Moorcock was also my passage into the British New Wave of science fiction and fantasy writing. As much as I enjoy cyberpunk literature, the New Wave writers will always have a bigger place in my heart. Plus, without the British New Wave we wouldn't have had cyberpunk anyway. The science fiction establishment was still recovering from the New Wave when cyberpunk came rumbling over the hill in the late 70s and early 80s. I don't think that there is a science fiction writer as good as J.G. Ballard. The movies of Crash and High Rise, while good, don't hold water for the original novels, and works like The Island and The Atrocity Exhibition are ground breaking and mind blowing. Like Burroughs, Ballard's influences would extend out of the worlds of writing and extend into film and music. If you can find a copy of Judith Merrill's England Swings SF anthology, it is well worth getting. Besides the various New Worlds anthologies, it covers a lot of the bright lights of the British New Wave, and writers like Pamela Zoline, Angela Carter (who was really only passing through the New Wave) and John Brunner. John Brunner is probably one of the most influential SF writers that you've never read. Harlan Ellison's groundbreaking anthology Dangerous Visions also covered the New Wave, and the American Auxiliary of authors like Philip Jose Farmer as well.

Yeah, cyberpunk. Gibson and Sterling and Rucker and Shirley and Shiner are all awesome, but my favorite is still Pat Cadigan's Synners. That and Lewis Shiner's Deserted Cities of the Heart are the literature of the 1980s for me (along side of Brett Easton Ellis' Less Than Zero, as big of a dick as he became).

The trinity of paranormal romance fiction for me are Kelley Armstrong's Women of the Otherworld series, Devon Monk's Allie Beckstrom books and Patricia Briggs' Mercy Thompson books. If "trinity" meant four, then I would include Gail Carringer's Parasol Protectorate books as well. One thing that geeks really need to get over is the idea that romance books are only for women.
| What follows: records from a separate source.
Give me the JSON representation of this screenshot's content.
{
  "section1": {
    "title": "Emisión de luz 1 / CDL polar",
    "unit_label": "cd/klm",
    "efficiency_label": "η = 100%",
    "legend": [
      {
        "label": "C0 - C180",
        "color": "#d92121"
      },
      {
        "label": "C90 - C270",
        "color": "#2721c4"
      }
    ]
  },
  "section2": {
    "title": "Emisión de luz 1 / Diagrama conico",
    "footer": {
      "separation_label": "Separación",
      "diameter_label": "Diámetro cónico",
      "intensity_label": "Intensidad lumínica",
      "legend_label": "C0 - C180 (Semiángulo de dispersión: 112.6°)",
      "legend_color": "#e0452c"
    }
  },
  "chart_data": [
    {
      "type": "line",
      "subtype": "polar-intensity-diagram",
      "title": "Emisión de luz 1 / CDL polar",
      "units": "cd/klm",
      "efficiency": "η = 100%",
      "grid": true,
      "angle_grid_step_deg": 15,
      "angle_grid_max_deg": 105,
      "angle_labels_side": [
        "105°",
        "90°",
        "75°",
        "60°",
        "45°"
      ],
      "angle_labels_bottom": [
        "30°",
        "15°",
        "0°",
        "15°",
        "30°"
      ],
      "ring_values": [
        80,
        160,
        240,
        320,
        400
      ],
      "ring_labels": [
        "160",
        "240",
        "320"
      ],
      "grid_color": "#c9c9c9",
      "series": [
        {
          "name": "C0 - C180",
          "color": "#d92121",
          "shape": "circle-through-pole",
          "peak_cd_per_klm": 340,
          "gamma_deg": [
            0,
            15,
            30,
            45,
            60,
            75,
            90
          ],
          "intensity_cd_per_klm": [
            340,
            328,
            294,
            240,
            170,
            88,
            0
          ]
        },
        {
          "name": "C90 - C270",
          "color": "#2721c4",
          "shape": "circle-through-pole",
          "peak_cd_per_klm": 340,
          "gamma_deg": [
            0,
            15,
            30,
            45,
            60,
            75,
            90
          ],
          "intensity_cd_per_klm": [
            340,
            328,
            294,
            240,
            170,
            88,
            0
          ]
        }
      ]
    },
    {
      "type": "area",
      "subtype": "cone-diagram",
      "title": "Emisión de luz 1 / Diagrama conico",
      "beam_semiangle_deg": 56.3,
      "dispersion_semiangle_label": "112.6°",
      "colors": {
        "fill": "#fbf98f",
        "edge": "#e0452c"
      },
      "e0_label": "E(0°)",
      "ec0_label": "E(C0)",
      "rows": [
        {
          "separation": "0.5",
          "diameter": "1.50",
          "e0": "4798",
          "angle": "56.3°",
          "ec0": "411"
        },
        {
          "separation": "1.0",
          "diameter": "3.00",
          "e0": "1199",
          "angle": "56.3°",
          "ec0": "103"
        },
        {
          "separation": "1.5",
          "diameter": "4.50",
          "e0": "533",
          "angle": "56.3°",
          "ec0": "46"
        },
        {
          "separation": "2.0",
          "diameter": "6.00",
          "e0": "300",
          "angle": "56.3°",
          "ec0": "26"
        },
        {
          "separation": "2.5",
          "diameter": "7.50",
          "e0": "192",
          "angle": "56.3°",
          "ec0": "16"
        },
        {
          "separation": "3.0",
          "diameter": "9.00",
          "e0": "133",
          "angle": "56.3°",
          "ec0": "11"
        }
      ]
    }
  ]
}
If there's one thing that I've faced the most pushback for from nerds over the years, it would be my loving paranormal romance fiction. The genre has become for me what most standard fantasy fiction is for a lot of other gamers and geeks.

This is probably just the tip of the iceberg, and doesn't even go into my love of comic books. Without the influence of comic book super-heroes (and my mom), I wouldn't fight for the causes that I fight for today. We are, each of us, a big tangle of influences. The things that we read. The movies and television shows that we watch. The music that we listen to. All of these are factors that inspire and influence other aspects of our lives.